I had hall duty today. I walked around with a badge and a walkie-talkie, inviting wandering students to make their way back to class, or if they had spare, to make use of the cafeteria and library. Towards the end of the period, the national anthem played, and then a series of school announcements. Standard school policy is for those of us in the halls to hold our place for the duration of these announcements.
For the most part, I perform the job as required. I ask students if they have a class to get to, and if not, I invite them to make use of the cafeteria. During the national anthem, I gesture for students to set aside their distractions, and during announcements, I offer reminders to hold their spot.
One particular student, a guy wondering the halls for lack of anything else to do, started to chat me up during the announcements. “Do we really need to know about wearing our helmets? I mean, isn’t that something obvious to everyone?”

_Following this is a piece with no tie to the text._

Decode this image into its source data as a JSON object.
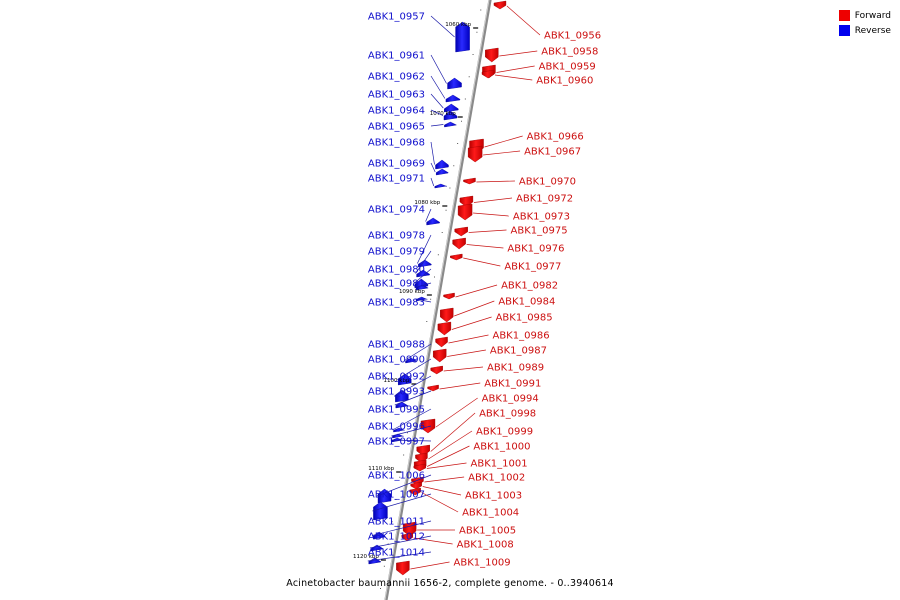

I asked if he’d ever met a victim of brain trauma, in hope of prompting deeper consideration for the importance of the message. “I’ve met people who won’t wear their helmet because they think it musses up their hair.”
The announcements went on, and we continued chatting, a good conversation with a kid who seems at odds with school. Though most of the other students were waiting for the announcements to end, I noticed a couple of others walking along. Then I noticed one of the school administrators call out to those truant students, in an effort to keep them in place. Then I noticed the administrator noticing me in conversation with a student.
It’s in moments as these that I become aware of my strength as an enabler and challenge as a guardian. I imagine that the administrator thought I was neglecting my duty, ensuring that the rules are understood and implemented. Because I see my role as fostering self-determined students, the chance for meaningful dialogue trumps a chance for reluctant compliance.